Play Podcast: 08-08-23f1weekly1004mp3

NO SUMMER BREAK FOR F1WEEKLY! AS WE PREPARE FOR MONTEREY CAR WEEK, WE WANT TO INVITE ALL THE LISTENERS TO LAGUNA SECA BECAUSE IT’S FUN! THIS WEEKS MOTORSPORTS MONDIAL IS A FULL GOODY BAG INCLUDING OUR DIVE INTO THE F1W ARCHIVES BRINGING YOU ONE OF OUR FAVORITES…NICK HEIDFELD!

Formula 1 with Prost and Sauber

Much in demand, Heidfeld tested for both the McLaren and Prost F1 teams during 1999. He graduated to GP racing in 2000 with the French outfit but it was a disastrous season as the team floundered. Heidfeld’s confidence took a battering before he moved to Sauber-Petronas for 2001 as team-mate for precocious youngster Kimi Räikkönen.

An excellent campaign included third position in the wet Brazilian GP as Heidfeld shared seventh in the championship.
Despite out-qualifying and out-scoring Räikkönen, it was the Finn who was chosen by McLaren for 2002. Heidfeld continued with Sauber but suffered a huge accident in Austria when he T-boned Takuma Satō’s Jordan.

Podium finishes for Williams and BMW Sauber.

A move to the underfunded Jordan Grand Prix for 2004 proved little better but Heidfeld found refuge for the following season with Williams-BMW after a testing “shoot-out” with Antônio Pizzonia. Third in Malaysia at the start of 2005, the German scored successive second place finishes in Monaco and at the Nürburgring – the latter from a maiden pole position. He crashed in testing before the Italian GP and was forced to miss the rest of the season but his F1 reputation had been restored somewhat.

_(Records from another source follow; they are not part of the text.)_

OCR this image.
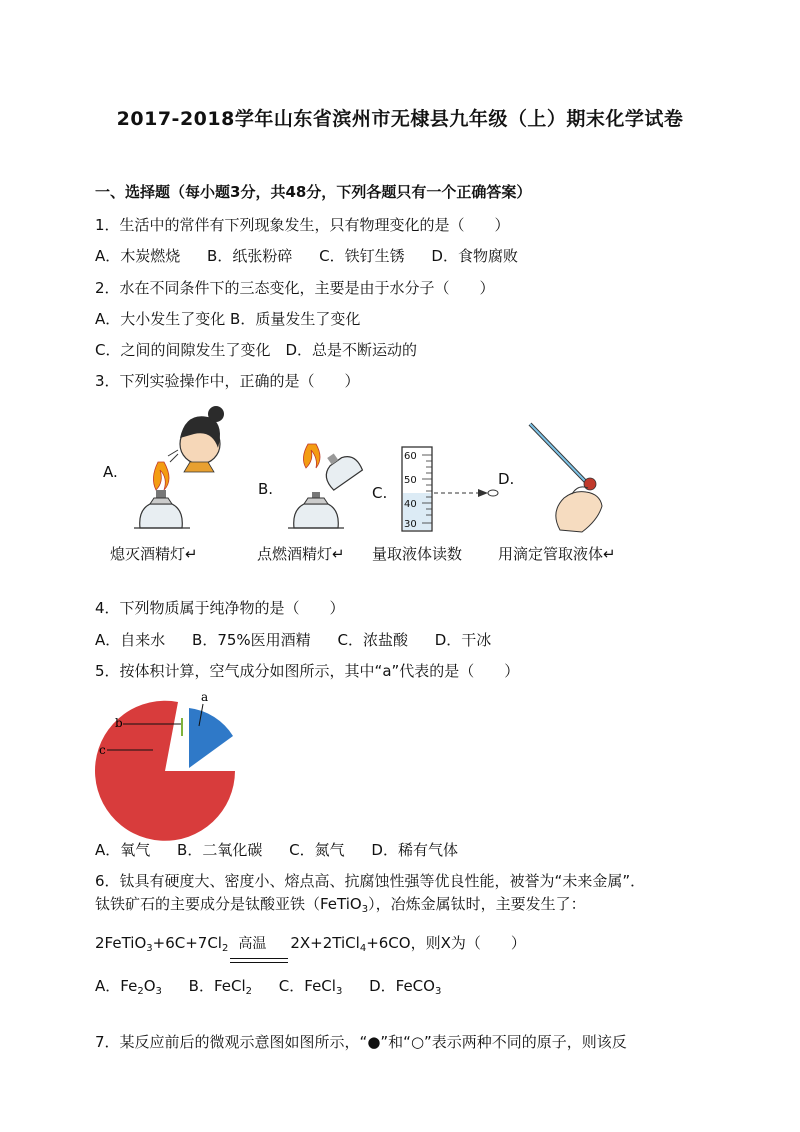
2017-2018学年山东省滨州市无棣县九年级（上）期末化学试卷
一、选择题（每小题3分，共48分，下列各题只有一个正确答案）
1．生活中的常伴有下列现象发生，只有物理变化的是（　　）
A．木炭燃烧 B．纸张粉碎 C．铁钉生锈 D．食物腐败
2．水在不同条件下的三态变化，主要是由于水分子（　　）
A．大小发生了变化 B．质量发生了变化
C．之间的间隙发生了变化　D．总是不断运动的
3．下列实验操作中，正确的是（　　）
A.
B.	C.
D.
60
50
40
30
熄灭酒精灯↵	点燃酒精灯↵ 量取液体读数 用滴定管取液体↵
4．下列物质属于纯净物的是（　　）
A．自来水 B．75%医用酒精 C．浓盐酸 D．干冰
5．按体积计算，空气成分如图所示，其中“a”代表的是（　　）
a
b
c
A．氧气 B．二氧化碳 C．氮气 D．稀有气体
6．钛具有硬度大、密度小、熔点高、抗腐蚀性强等优良性能，被誉为“未来金属”．
钛铁矿石的主要成分是钛酸亚铁（FeTiO$_3$），冶炼金属钛时，主要发生了：
$2FeTiO_3+6C+7Cl_2$ 高温 2X+2TiCl$_4$+6CO，则X为（　　）
A．$Fe_2O_3$ B．FeCl$_2$ C．FeCl$_3$ D．FeCO$_3$
7．某反应前后的微观示意图如图所示，“●”和“○”表示两种不同的原子，则该反
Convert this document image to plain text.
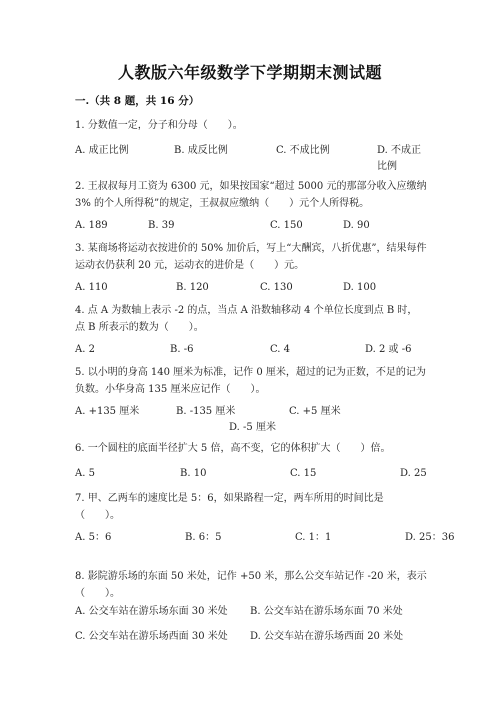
人教版六年级数学下学期期末测试题
一.（共 8 题，共 16 分）
1. 分数值一定，分子和分母（　　）。
A. 成正比例	B. 成反比例	C. 不成比例	D. 不成正比例
2. 王叔叔每月工资为 6300 元，如果按国家“超过 5000 元的那部分收入应缴纳 3% 的个人所得税”的规定，王叔叔应缴纳（　　）元个人所得税。
A. 189	B. 39	C. 150	D. 90
3. 某商场将运动衣按进价的 50% 加价后，写上“大酬宾，八折优惠”，结果每件运动衣仍获利 20 元，运动衣的进价是（　　）元。
A. 110	B. 120	C. 130	D. 100
4. 点 A 为数轴上表示 -2 的点，当点 A 沿数轴移动 4 个单位长度到点 B 时，点 B 所表示的数为（　　）。
A. 2	B. -6	C. 4	D. 2 或 -6
5. 以小明的身高 140 厘米为标准，记作 0 厘米，超过的记为正数，不足的记为负数。小华身高 135 厘米应记作（　　）。
A. +135 厘米	B. -135 厘米	C. +5 厘米
D. -5 厘米
6. 一个圆柱的底面半径扩大 5 倍，高不变，它的体积扩大（　　）倍。
A. 5	B. 10	C. 15	D. 25
7. 甲、乙两车的速度比是 5：6，如果路程一定，两车所用的时间比是（　　）。
A. 5：6	B. 6：5	C. 1：1	D. 25：36
8. 影院游乐场的东面 50 米处，记作 +50 米，那么公交车站记作 -20 米，表示（　　）。
A. 公交车站在游乐场东面 30 米处 B. 公交车站在游乐场东面 70 米处
C. 公交车站在游乐场西面 30 米处 D. 公交车站在游乐场西面 20 米处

He remained with BMW when the company bought Sauber that close season but he continued to be a frustrated “nearly man”. His four years with the BMW Sauber F1 Team yielded another eight podium finishes but no victory. He compared favourably with team-mate Jacques Villeneuve in 2006 and finished fifth in the 2007 World Championship with a succession of points finishes that included second in Canada. But when BMW Sauber finally won its first race – the 2008 Canadian GP – it was team-mate Robert Kubica who led a 1-2 for the team.

Life after BMW

BMW withdrew from F1 at the end of 2009 and Heidfeld was left without a drive so he joined the newly rebranded Mercedes GP as reserve driver for 2010. He also tested for Pirelli as it prepared to return to F1 and drove a Sauber C29-Ferrari in the last five GPs after replacing Pedro de la Rosa.

When Kubica was injured in a rally accident on the eve of the 2011 season, Heidfeld was chosen by Renault as his replacement. Again he finished third in Malaysia but that proved the highlight of an increasingly disappointing campaign and he was eventually replaced by Bruno Senna for the Belgian GP.